Three tiers, because one number hides too much
A single "92%" tells you almost nothing. Ninety-two percent of what? Miss 8% of the core operations and you'll feel it constantly; miss 8% of the strictest edge cases and it's likely still fine for local development. Those are very different situations behind the same number, so the suite splits its tests into three tiers.
Tier 1 - Core. The operations roughly 90% of DynamoDB users rely on: CRUD, queries, scans, batch operations, GSIs, UpdateTable. The lower an emulator scores here, the more often everyday code will hit a difference.

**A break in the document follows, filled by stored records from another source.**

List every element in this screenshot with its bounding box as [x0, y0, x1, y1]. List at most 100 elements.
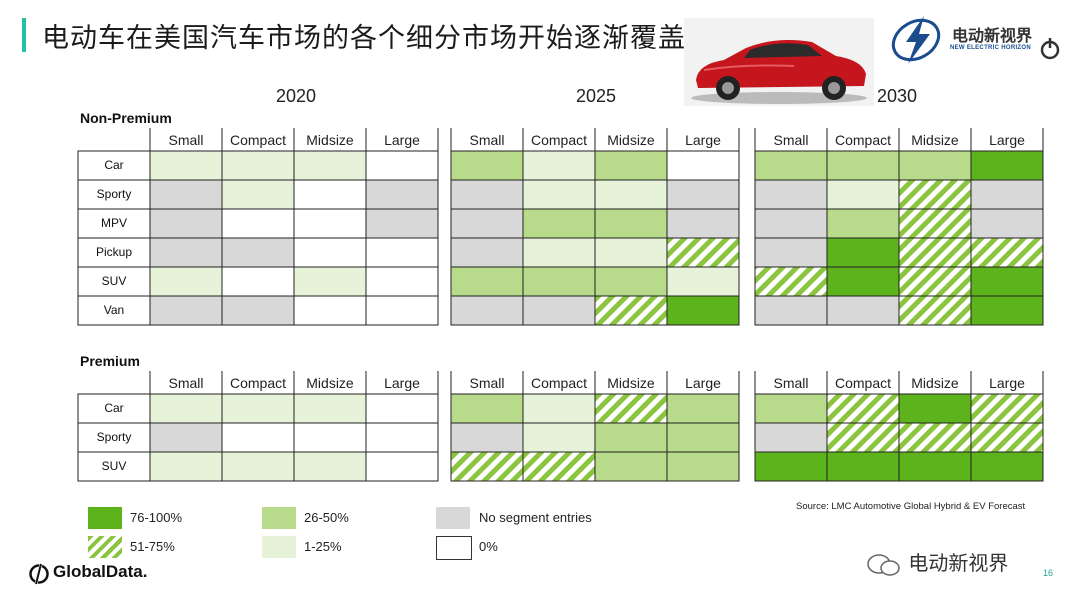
- segment-cell: [666, 422, 740, 453]
- segment-cell: [666, 295, 740, 326]
- segment-cell: [293, 237, 367, 268]
- segment-cell: [450, 451, 524, 482]
- segment-cell: [898, 393, 972, 424]
- segment-cell: [754, 422, 828, 453]
- row-label: Sporty: [96, 430, 132, 444]
- segment-cell: [149, 150, 223, 181]
- segment-cell: [594, 237, 668, 268]
- column-header: Large: [384, 132, 420, 148]
- column-header: Small: [469, 375, 505, 391]
- segment-cell: [666, 208, 740, 239]
- segment-cell: [450, 179, 524, 210]
- segment-cell: [754, 150, 828, 181]
- segment-cell: [594, 266, 668, 297]
- source-note: Source: LMC Automotive Global Hybrid & E…: [796, 501, 1026, 512]
- column-header: Small: [773, 132, 809, 148]
- segment-cell: [898, 150, 972, 181]
- row-label-frame: [77, 393, 151, 482]
- segment-cell: [754, 295, 828, 326]
- segment-cell: [221, 208, 295, 239]
- page-number: 16: [1043, 568, 1054, 578]
- segment-cell: [450, 237, 524, 268]
- segment-cell: [365, 295, 439, 326]
- column-header: Compact: [834, 132, 892, 148]
- segment-cell: [221, 295, 295, 326]
- segment-cell: [826, 393, 900, 424]
- segment-cell: [522, 266, 596, 297]
- segment-cell: [365, 208, 439, 239]
- segment-cell: [293, 179, 367, 210]
- segment-cell: [594, 451, 668, 482]
- segment-cell: [450, 393, 524, 424]
- legend-label: 51-75%: [130, 539, 175, 554]
- year-label: 2020: [276, 86, 317, 106]
- segment-cell: [149, 179, 223, 210]
- column-header: Large: [384, 375, 420, 391]
- row-label: Car: [104, 401, 124, 415]
- segment-cell: [522, 393, 596, 424]
- segment-cell: [293, 295, 367, 326]
- legend-label: 1-25%: [304, 539, 342, 554]
- segment-cell: [594, 208, 668, 239]
- segment-cell: [450, 422, 524, 453]
- row-label: MPV: [100, 216, 127, 230]
- segment-cell: [970, 451, 1044, 482]
- segment-cell: [221, 237, 295, 268]
- globaldata-logo: GlobalData.: [53, 562, 148, 581]
- segment-cell: [522, 208, 596, 239]
- segment-cell: [365, 237, 439, 268]
- segment-cell: [898, 237, 972, 268]
- segment-cell: [826, 208, 900, 239]
- segment-cell: [970, 237, 1044, 268]
- page-title: 电动车在美国汽车市场的各个细分市场开始逐渐覆盖: [42, 23, 686, 54]
- column-header: Midsize: [306, 375, 354, 391]
- segment-cell: [826, 237, 900, 268]
- segment-cell: [293, 266, 367, 297]
- segment-cell: [365, 451, 439, 482]
- column-header: Large: [685, 132, 721, 148]
- column-header: Small: [469, 132, 505, 148]
- segment-cell: [149, 422, 223, 453]
- column-header: Compact: [530, 132, 588, 148]
- row-label: Van: [103, 303, 125, 317]
- legend-swatch: [88, 536, 122, 558]
- legend-label: 76-100%: [130, 510, 183, 525]
- column-header: Large: [685, 375, 721, 391]
- title-accent-bar: [22, 18, 26, 52]
- column-header: Midsize: [607, 132, 655, 148]
- segment-cell: [365, 393, 439, 424]
- segment-cell: [970, 266, 1044, 297]
- segment-cell: [826, 422, 900, 453]
- segment-cell: [754, 208, 828, 239]
- column-header: Small: [168, 375, 204, 391]
- legend-label: 0%: [479, 539, 498, 554]
- legend-swatch: [262, 507, 296, 529]
- segment-cell: [221, 266, 295, 297]
- segment-cell: [365, 266, 439, 297]
- segment-cell: [149, 208, 223, 239]
- segment-cell: [970, 422, 1044, 453]
- legend-swatch: [88, 507, 122, 529]
- column-header: Small: [168, 132, 204, 148]
- red-car-image: [684, 18, 874, 106]
- column-header: Compact: [834, 375, 892, 391]
- globaldata-icon: [29, 563, 49, 585]
- segment-cell: [666, 150, 740, 181]
- segment-cell: [970, 150, 1044, 181]
- legend-label: 26-50%: [304, 510, 349, 525]
- segment-cell: [594, 150, 668, 181]
- segment-cell: [754, 266, 828, 297]
- segment-cell: [450, 150, 524, 181]
- segment-cell: [365, 179, 439, 210]
- segment-cell: [221, 451, 295, 482]
- segment-cell: [522, 451, 596, 482]
- segment-cell: [666, 237, 740, 268]
- segment-cell: [898, 179, 972, 210]
- segment-cell: [221, 179, 295, 210]
- segment-cell: [754, 237, 828, 268]
- segment-cell: [450, 266, 524, 297]
- segment-cell: [666, 393, 740, 424]
- row-label: Sporty: [96, 187, 132, 201]
- segment-cell: [293, 208, 367, 239]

Tier 2 - Complete. Documented but less common features: transactions, PartiQL, LSIs, TTL, streams, tags. A gap here only matters if you actually use that feature.
Tier 3 - Strict. Validation ordering, exact error message wording, limits, and legacy API shapes. Missing some of this is usually fine when you're developing locally, where the exact error string rarely matters. It matters far more in CI: if your own test suite runs against an emulator and asserts on error messages or validation behaviour, a Tier 3 gap is exactly the kind of thing that lets a bug through a green build and only shows up against real DynamoDB in production.
"100% Tier 1, 95% Tier 2, 80% Tier 3" tells you far more than "92%" ever could.
Skips are scope, fails are bugs
Skips here are deliberate, not flakiness. Each test file probes for feature support up front and skips itself if the target doesn't implement that operation at all. That is a different thing from a failure, and the score treats it differently. A skip says "I don't do this"; a fail says "I do this, but I get it wrong". So the percentage is correctness over the operations a target actually implements - passed divided by passed plus failed - and skips are left out of it, reported separately as scope rather than held against the score.
That keeps an unimplemented operation honest as a boundary, not a black mark. It does mean a target that implements a narrow slice and gets it right can score highly, so every score on this site is shown next to how much of the suite the target attempts. Correctness tells you whether what it does is right; coverage tells you how much it does. You need both, and a high percentage on a thin surface reads as exactly that.
Why a whole site for it
The suite already publishes its latest numbers as a table in its README. That's fine for a single snapshot, but a markdown table can't show whether an emulator is improving or regressing, it can't carry a per-tier breakdown without overflowing the page, and it throws away every run before the current one.
The data to tell the fuller story was there all along. Every run stamps its results into the repo, and the git history holds every past snapshot. So this site reads that history and rebuilds the whole timeline: the latest results with run-over-run movement, a page for each target, and every recorded run you can step back through.
Every figure here is derived from the suite's own results at build time. None of it is typed in by hand, which is the point - the moment you copy a number into a second place, the two start drifting apart, and conformance figures that drift are worse than none at all.